The Pakistan Army has been in cahoots with the imperialists since its inception. The first two army chiefs of the Pakistan Army were British officers: General Frank Messervy followed by General Douglas Gracey. Ayub was a Sandhurst officer, Zia was trained at Fort Bragg, army chief General Kayani and the Chairman of the US Joint Chiefs of Staff General Martin E Dempsey were both course-mates at the US Army Command and General Staff College at Fort Leavenworth in 1988. The other military chiefs of the past 64 years too were intimate with the US generals and military-industrial complex bosses. However, there have always been tendencies of a veneer of independence from the Americans. At a meeting in 2006 with Hugo Chavez, socialist president of Venezuela, Musharraf offered advice: “You are far too aggressive with the Americans. Do as I do. Accept what they say and then do as you want.” But hypocrisy equally applies to the imperialists. The US ambassador in Islamabad half joked in 2008, “It is always better to have two phone numbers in a capital.”

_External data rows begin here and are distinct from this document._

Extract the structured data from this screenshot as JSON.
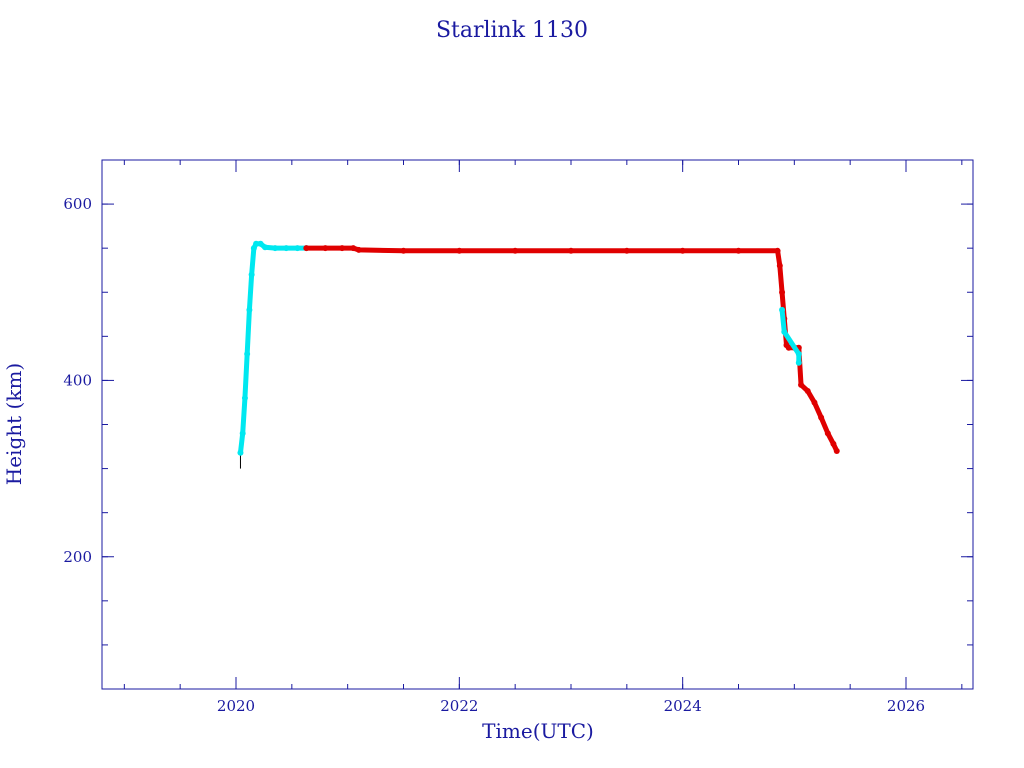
{
  "chart_data": {
    "type": "scatter",
    "title": "Starlink 1130",
    "xlabel": "Time(UTC)",
    "ylabel": "Height (km)",
    "xlim": [
      2018.8,
      2026.6
    ],
    "ylim": [
      50,
      650
    ],
    "x_ticks": [
      {
        "value": 2020,
        "label": "2020"
      },
      {
        "value": 2022,
        "label": "2022"
      },
      {
        "value": 2024,
        "label": "2024"
      },
      {
        "value": 2026,
        "label": "2026"
      }
    ],
    "y_ticks": [
      {
        "value": 200,
        "label": "200"
      },
      {
        "value": 400,
        "label": "400"
      },
      {
        "value": 600,
        "label": "600"
      }
    ],
    "x_minor_step": 0.5,
    "y_minor_step": 50,
    "grid": false,
    "colors": {
      "axis": "#1a1aa0",
      "cyan_series": "#00e8f0",
      "red_series": "#e00000",
      "launch_marker": "#000000"
    },
    "launch_marker": {
      "x": 2020.04,
      "y_start": 300,
      "y_end": 320
    },
    "series": [
      {
        "color_key": "cyan_series",
        "points": [
          [
            2020.04,
            318
          ],
          [
            2020.06,
            340
          ],
          [
            2020.08,
            380
          ],
          [
            2020.1,
            430
          ],
          [
            2020.12,
            480
          ],
          [
            2020.14,
            520
          ],
          [
            2020.16,
            550
          ],
          [
            2020.18,
            555
          ],
          [
            2020.22,
            555
          ],
          [
            2020.26,
            551
          ],
          [
            2020.35,
            550
          ],
          [
            2020.45,
            550
          ],
          [
            2020.55,
            550
          ],
          [
            2020.63,
            550
          ]
        ]
      },
      {
        "color_key": "red_series",
        "points": [
          [
            2020.63,
            550
          ],
          [
            2020.8,
            550
          ],
          [
            2020.95,
            550
          ],
          [
            2021.05,
            550
          ],
          [
            2021.1,
            548
          ],
          [
            2021.5,
            547
          ],
          [
            2022.0,
            547
          ],
          [
            2022.5,
            547
          ],
          [
            2023.0,
            547
          ],
          [
            2023.5,
            547
          ],
          [
            2024.0,
            547
          ],
          [
            2024.5,
            547
          ],
          [
            2024.85,
            547
          ],
          [
            2024.87,
            530
          ],
          [
            2024.89,
            500
          ],
          [
            2024.91,
            470
          ],
          [
            2024.93,
            440
          ],
          [
            2024.95,
            437
          ],
          [
            2025.0,
            437
          ],
          [
            2025.04,
            437
          ],
          [
            2025.06,
            395
          ],
          [
            2025.12,
            388
          ],
          [
            2025.18,
            375
          ],
          [
            2025.24,
            358
          ],
          [
            2025.3,
            340
          ],
          [
            2025.35,
            328
          ],
          [
            2025.38,
            320
          ]
        ]
      },
      {
        "color_key": "cyan_series",
        "points": [
          [
            2024.89,
            480
          ],
          [
            2024.91,
            455
          ],
          [
            2025.04,
            430
          ],
          [
            2025.04,
            420
          ]
        ]
      }
    ]
  }
}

The religious parties and banned fundamentalist outfits representing black reaction covertly supported by some sections of the state are exploiting this incursion and crying blood. The Pakistani nationalist chauvinists are screaming about the breach of sovereignty, which has never been more than a facade to befool the masses. The westernised liberals are jumping on this bandwagon of jingoism to bolster their nationalist credentials and wipe their stained characters of being stooges of Uncle Sam. The venal regime and equally venal bourgeois opposition are trying to use this issue to undermine the real issues and the impending wave of class struggle. Everything reeks of hypocrisy. But the conditions of the masses in this area of conflict are excruciating. According to a report of the National Nutrition Survey-2011, “Malnourishment among women and children has increased in Khyber Pakhtunkhwa over the last decade; 62.5 percent children and 52 percent pregnant women suffered from severe anaemia.” Price hike, poverty, unemployment, disease, ignorance and bloodshed have pillaged the masses.

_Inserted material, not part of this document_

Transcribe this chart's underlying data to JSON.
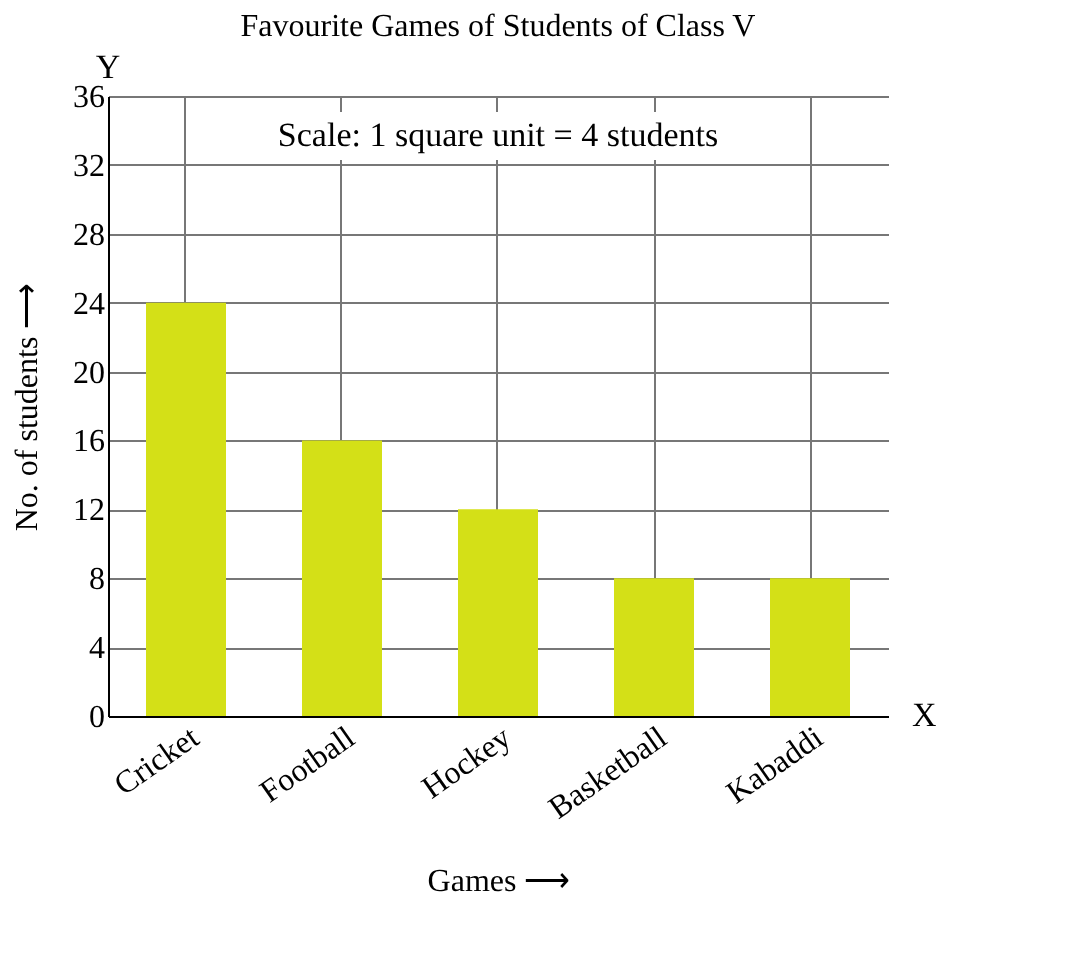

Imperialist aggression is not only military but there has been relentless exploitation and plunder by imperialism in connivance with the local elites. The Durand Line that acts as a porous ill-defined border between Afghanistan was imposed by the imperialists in1893 to divide the Pashtuns and perpetuate imperialist rule. The same was the intent of the Radcliffe cleavage of 1947. Today there are no separate solutions for Afghanistan and Pakistan. Only through a revolutionary insurrection can these imposed divisions be redeemed. But imperialist aggression cannot be defeated by obscurantist fundamentalism or the weak and corrupt liberal democrats; both are not only products of capitalism but are sustained by it. To break the chains of imperialist slavery, overthrowing of capitalism is a necessity.

The writer is the editor of Asian Marxist Review and International Secretary of Pakistan Trade Union Defence Campaign.